The NCAA hit Ohio State with a one-year bowl ban and additional penalties Tuesday for violations that started with eight players taking a total of $14,000 in cash and tattoos in exchange for jerseys, rings and other Buckeyes memorabilia.
Tressel was tipped to the violations in April 2010 but didn’t tell anyone — even after the athletes got caught last December but were allowed to play in the Sugar Bowl against Arkansas if they served suspensions to start the 2011 season. Among those in the group: starting quarterback Terrelle Pryor and leading rusher Daniel ”Boom” Herron.
Tressel, who guided Ohio State to its first national championship in 34 years after the 2002 season, was pressured to resign after 10 years with the Buckeyes.
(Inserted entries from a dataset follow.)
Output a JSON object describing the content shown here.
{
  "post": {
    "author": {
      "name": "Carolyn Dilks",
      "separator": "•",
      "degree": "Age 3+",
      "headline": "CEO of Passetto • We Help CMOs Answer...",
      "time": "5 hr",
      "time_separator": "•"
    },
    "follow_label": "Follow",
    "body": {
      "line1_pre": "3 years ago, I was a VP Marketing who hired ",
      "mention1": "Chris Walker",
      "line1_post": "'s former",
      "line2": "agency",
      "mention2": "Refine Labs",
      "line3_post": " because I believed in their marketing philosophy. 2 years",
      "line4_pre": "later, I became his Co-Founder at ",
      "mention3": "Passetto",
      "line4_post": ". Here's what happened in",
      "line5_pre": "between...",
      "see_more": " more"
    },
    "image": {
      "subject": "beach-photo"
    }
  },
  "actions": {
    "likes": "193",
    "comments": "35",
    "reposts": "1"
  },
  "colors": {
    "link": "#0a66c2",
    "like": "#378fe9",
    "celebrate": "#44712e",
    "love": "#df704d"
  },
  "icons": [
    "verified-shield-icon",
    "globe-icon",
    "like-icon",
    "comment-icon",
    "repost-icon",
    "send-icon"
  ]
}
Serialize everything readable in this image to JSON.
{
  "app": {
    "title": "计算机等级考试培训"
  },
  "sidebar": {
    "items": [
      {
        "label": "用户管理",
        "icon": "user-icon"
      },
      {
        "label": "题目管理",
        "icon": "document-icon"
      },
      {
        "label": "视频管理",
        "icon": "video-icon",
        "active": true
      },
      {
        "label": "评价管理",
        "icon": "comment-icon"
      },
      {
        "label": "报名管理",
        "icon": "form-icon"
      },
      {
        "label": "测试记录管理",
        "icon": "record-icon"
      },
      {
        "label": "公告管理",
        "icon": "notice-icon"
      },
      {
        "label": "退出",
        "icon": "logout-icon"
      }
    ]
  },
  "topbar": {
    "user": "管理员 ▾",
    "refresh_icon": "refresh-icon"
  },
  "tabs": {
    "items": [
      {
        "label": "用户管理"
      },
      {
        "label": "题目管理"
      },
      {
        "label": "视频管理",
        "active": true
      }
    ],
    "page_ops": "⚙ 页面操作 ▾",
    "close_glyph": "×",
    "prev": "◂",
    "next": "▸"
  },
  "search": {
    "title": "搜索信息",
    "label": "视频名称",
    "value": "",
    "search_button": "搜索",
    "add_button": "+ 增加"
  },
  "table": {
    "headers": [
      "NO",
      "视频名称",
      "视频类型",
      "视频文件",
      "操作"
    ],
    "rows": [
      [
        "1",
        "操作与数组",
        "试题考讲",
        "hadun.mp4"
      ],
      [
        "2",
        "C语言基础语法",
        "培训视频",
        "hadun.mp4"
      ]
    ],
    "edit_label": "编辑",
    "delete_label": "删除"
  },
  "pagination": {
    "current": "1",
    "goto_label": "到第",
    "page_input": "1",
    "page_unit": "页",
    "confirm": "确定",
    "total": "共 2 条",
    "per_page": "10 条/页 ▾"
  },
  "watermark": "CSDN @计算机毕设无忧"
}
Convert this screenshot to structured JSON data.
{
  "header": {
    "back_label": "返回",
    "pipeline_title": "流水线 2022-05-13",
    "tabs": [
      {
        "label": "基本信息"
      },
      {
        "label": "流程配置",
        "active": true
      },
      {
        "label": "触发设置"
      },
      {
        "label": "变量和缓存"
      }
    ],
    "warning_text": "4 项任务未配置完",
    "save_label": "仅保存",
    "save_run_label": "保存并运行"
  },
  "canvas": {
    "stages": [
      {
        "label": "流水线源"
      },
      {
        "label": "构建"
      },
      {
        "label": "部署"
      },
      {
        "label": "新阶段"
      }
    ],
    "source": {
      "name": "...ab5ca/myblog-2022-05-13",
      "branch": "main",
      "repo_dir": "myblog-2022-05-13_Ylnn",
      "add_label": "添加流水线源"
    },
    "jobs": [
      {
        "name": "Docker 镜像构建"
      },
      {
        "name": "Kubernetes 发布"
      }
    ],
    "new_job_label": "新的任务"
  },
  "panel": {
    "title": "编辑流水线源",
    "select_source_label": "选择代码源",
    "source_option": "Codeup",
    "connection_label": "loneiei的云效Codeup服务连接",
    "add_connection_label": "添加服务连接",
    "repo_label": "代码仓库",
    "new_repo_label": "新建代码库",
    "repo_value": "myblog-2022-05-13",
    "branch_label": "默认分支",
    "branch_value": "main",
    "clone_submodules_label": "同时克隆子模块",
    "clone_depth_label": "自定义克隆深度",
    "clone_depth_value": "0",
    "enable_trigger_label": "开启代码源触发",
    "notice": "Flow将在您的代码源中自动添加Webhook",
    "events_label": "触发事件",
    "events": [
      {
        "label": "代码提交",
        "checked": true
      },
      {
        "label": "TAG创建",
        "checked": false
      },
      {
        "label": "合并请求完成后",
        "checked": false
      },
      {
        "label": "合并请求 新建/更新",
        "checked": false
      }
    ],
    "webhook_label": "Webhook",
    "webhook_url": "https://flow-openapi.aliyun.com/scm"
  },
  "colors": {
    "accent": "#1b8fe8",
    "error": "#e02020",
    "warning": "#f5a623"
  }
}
The NCAA hit him with a five-year ”show-cause” order which all but prevents him from being a college coach during that time.
”Of great concern to the committee was the fact that the former head coach became aware of these violations and decided not to report the violations,” the NCAA Division I Committee on Infractions wrote in its report.
Under a show-cause order, any school that hired Tressel would have to present its case for why it needed to employ him, and would risk severe penalties if he were to commit any further infractions after that.
The NCAA also issued a public reprimand and censure, put the Buckeyes on probation through Dec. 19, 2014, and reduced football scholarships from 85 to 82 through the 2014-15 academic year.
The full article is here.
This fall, Tressel, recently hired as the Indianapolis Colts’ in-game video replay consultant, delayed his first day on the job, apparently to comport with the suspensions Ohio State players were facing.
A five-year show-cause sanction is a different animal, though, and Tressel’s multi-week, self-imposed suspension of sorts is not as apt a comparison as NFL commissioner Roger Goodell’s suspension of Terrelle Pryor. Back in August, I wrote about the Goodell Doctrine and the Pryor Precedent (and the potential Benson Exception), which apparently reflect NFL policy in the context of the relationship between the NFL and the NCAA and situations in which those facing NCAA sanctions seek to avoid them by fleeing to the NFL.
At this point, I haven’t formed any opinion on how Tressel’s five-year show-cause sanction compares with Bruce Pearl’s three-year show-cause sanction except that there’s a two-year difference between the two and the men coach different sports. Right now, my only question in the Tressel matter is for Goodell: Will the NFL impose a five-year requirement on the Colts and all other teams that they must meet the show-cause burden before hiring Tressel for any job starting in the 2012-2013 season?